RedeGN - PEC dos Precatórios: relatório define Auxílio Brasil permanente e não indica fonte de recursos

PEC dos Precatórios: relatório define Auxílio Brasil permanente e não indica fonte de recursos

O senador Fernando Bezerra (MDB-PE) apresentou nesta quarta-feira (24) o relatório sobre a PEC dos Precatórios. O texto é analisado pela Comissão de Constituição e Justiça (CCJ) do Senado.

O parecer foi lido e, na sequência, senadores de diversos partidos pediram vistas coletivas – ou seja, o adiamento da votação.

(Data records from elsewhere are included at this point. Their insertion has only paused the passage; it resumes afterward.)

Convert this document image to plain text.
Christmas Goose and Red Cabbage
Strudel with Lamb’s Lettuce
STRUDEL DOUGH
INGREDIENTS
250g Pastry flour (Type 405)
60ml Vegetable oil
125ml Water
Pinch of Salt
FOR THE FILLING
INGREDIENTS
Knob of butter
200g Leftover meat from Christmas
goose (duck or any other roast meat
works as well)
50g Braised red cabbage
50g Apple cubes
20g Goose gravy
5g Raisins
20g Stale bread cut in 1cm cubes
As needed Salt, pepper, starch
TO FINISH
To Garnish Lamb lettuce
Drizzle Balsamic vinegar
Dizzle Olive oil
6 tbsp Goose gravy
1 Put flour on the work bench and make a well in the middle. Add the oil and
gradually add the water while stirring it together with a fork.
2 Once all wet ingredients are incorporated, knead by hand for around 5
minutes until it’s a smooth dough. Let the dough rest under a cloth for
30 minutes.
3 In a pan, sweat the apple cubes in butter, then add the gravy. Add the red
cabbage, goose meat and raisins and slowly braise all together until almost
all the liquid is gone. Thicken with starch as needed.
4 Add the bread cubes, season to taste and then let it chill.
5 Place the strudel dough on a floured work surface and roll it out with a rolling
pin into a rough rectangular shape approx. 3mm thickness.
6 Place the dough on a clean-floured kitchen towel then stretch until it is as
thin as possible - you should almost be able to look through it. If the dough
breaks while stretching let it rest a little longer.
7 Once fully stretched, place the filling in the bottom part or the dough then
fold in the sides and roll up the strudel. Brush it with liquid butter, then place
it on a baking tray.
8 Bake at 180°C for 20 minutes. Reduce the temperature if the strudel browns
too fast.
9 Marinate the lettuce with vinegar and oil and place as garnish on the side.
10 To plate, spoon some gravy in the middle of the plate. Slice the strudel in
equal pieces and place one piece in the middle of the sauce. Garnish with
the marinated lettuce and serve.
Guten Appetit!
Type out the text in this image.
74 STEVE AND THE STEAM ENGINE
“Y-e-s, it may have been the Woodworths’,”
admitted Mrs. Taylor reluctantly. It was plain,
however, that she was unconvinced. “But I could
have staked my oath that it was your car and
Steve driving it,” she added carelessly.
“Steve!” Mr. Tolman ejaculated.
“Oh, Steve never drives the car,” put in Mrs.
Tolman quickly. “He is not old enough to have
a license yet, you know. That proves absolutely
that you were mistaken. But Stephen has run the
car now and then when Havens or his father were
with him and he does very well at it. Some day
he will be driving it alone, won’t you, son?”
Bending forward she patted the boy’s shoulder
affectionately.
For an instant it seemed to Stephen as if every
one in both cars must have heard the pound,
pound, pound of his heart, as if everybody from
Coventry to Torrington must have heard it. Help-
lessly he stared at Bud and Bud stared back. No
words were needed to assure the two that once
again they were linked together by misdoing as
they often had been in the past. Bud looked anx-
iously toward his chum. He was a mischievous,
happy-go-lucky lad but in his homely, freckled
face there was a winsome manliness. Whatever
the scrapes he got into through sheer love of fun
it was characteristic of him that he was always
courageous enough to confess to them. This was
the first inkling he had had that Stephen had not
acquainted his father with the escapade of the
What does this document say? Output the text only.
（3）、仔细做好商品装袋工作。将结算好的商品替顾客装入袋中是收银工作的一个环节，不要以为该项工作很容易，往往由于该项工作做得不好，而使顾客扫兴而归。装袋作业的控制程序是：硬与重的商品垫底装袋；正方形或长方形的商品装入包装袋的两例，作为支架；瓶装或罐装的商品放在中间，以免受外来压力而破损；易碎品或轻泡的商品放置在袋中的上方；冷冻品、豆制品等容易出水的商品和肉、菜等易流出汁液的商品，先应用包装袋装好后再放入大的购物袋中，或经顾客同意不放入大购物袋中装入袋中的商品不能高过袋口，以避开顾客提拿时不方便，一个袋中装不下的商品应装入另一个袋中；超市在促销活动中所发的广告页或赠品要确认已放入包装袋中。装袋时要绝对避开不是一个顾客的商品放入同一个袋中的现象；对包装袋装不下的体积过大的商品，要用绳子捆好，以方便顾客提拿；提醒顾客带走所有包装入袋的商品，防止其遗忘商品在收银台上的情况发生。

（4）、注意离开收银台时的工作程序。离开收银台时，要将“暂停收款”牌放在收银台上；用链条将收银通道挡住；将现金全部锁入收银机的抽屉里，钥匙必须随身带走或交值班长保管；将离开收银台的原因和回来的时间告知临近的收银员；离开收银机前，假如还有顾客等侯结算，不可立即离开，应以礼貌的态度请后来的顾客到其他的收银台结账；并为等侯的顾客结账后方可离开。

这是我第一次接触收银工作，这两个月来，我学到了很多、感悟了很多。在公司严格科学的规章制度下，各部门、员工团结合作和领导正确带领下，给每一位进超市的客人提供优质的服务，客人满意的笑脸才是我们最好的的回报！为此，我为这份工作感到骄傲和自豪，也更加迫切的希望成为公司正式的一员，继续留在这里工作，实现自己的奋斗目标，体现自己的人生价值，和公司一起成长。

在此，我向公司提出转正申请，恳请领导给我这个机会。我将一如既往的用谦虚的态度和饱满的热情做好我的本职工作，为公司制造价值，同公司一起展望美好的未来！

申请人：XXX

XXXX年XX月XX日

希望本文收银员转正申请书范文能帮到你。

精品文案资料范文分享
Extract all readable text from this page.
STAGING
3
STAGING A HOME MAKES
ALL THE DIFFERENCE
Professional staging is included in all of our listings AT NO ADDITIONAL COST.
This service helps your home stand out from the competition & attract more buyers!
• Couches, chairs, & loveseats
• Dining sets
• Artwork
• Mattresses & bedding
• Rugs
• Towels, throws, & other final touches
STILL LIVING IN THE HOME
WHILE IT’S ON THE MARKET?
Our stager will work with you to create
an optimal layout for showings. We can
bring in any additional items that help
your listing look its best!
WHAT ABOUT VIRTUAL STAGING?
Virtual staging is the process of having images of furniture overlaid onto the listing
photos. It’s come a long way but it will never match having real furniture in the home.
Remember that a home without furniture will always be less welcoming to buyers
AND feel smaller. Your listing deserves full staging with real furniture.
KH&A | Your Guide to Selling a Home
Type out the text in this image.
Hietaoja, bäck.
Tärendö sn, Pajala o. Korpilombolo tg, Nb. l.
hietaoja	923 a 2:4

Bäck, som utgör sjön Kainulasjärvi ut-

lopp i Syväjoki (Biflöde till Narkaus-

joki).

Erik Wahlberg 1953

A expectativa é que o relator se reúna com lideranças partidárias e o texto seja apreciado na próxima semana.

O parecer confirma o caráter permanente do programa Auxílio Brasil — criado em substituição ao Bolsa Família —, como já havia anunciado Bezerra, e não define qual será a fonte dos recursos destinada a bancar o novo programa social.

Na última segunda (22), o secretário especial do Tesouro e Orçamento do Ministério da Economia, Esteves Colnago, afirmou que o governo ainda não identificou a fonte permanente de recursos que permita custear o Auxílio Brasil no valor de R$ 400.

Entre outros pontos, a PEC dos Precatórios limita o pagamento anual das dívidas da União reconhecidas pela Justiça e altera o período de cálculo de inflação que reajusta o teto de gastos.

Segundo estimativas do governo, se aprovada, a PEC abrirá espaço superior a R$ 106 bilhões no orçamento.

Negociações para votação da PEC

A definição de que o Auxílio Brasil deve ser permanente foi uma exigência de senadores durante as negociações de Bezerra para aprovação da PEC dos Precatórios.

Os parlamentares apontavam a possibilidade de o programa ter fins eleitoreiros e durar somente até 2022.

A permanência do programa não estava prevista no texto aprovado pela Câmara dos Deputados.

O parecer do relator

No parecer, Bezerra sustenta que houve a necessidade de prever "um programa perene de enfrentamento à pobreza". Ele afirma que não se pode "desde logo definir suas fontes de financiamento a partir do exercício de 2023".

O relatório também prevê que a criação do Auxílio Brasil permanente fica “dispensada da observância das limitações legais quanto à criação, à expansão ou ao aperfeiçoamento de ação governamental que acarrete aumento de despesa”, o que, portanto, livra a despesa de apresentar fonte de financiamento exigida pela Lei de Responsabilidade Fiscal (LRF).

Bezerra também cita artigo da Constituição segundo o qual "a assistência social será prestada a quem dela necessitar" e estipula como objetivo da política pública assistencial "a redução da vulnerabilidade socioeconômica de famílias em situação de pobreza ou extrema pobreza".

Ao todo, Fernando Bezerra fez sete mudanças em relação ao texto aprovado pela Câmara em 9 de novembro. O colunista do g1 Gerson Camarotti informou que a cúpula da Câmara enviou recados ao Senado de que não aceitará mudanças "expressivas" no texto.

O relator apresentou um complemento e definiu maior "previsibilidade" no pagamento dos precatórios referentes ao Fundo de Manutenção e Desenvolvimento do Ensino Fundamental (Fundef). O texto prevê um cronograma para o pagamento de parcelas anuais, com o pagamento de:

40% até 30 de abril;
30% até 31 de agosto;
30% até 31 de dezembro.

Há, também, a previsão de que as receitas devem ser aplicadas "na manutenção e desenvolvimento do ensino fundamental público e na valorização do magistério".

"Definimos que ao menos 60% dos recursos devam ser repassados aos profissionais do magistério, inclusive aposentados e pensionistas, na forma de abono, vedada sua incorporação na remuneração, aposentadoria ou pensão", escreveu o relator.

Comissão

Bezerra também incluiu no relatório a criação de uma comissão mista no Congresso, composta por deputados e senadores, para fazer uma análise sobre o pagamento dos precatórios em um prazo de um ano.

O colegiado contará com a cooperação do Conselho Nacional de Justiça e com o apoio do Tribunal de Contas da União (TCU) e terá, entre as atribuições, apurar o desempenho dos órgãos do Executivo responsáveis pela representação judicial e pelo acompanhamento dos riscos fiscais decorrentes das ações judiciais em curso.

As conclusões da comissão devem ser encaminhadas ao procurador-geral da República e aos presidentes do Supremo Tribunal Federal, dos tribunais superiores e dos tribunais regionais federais.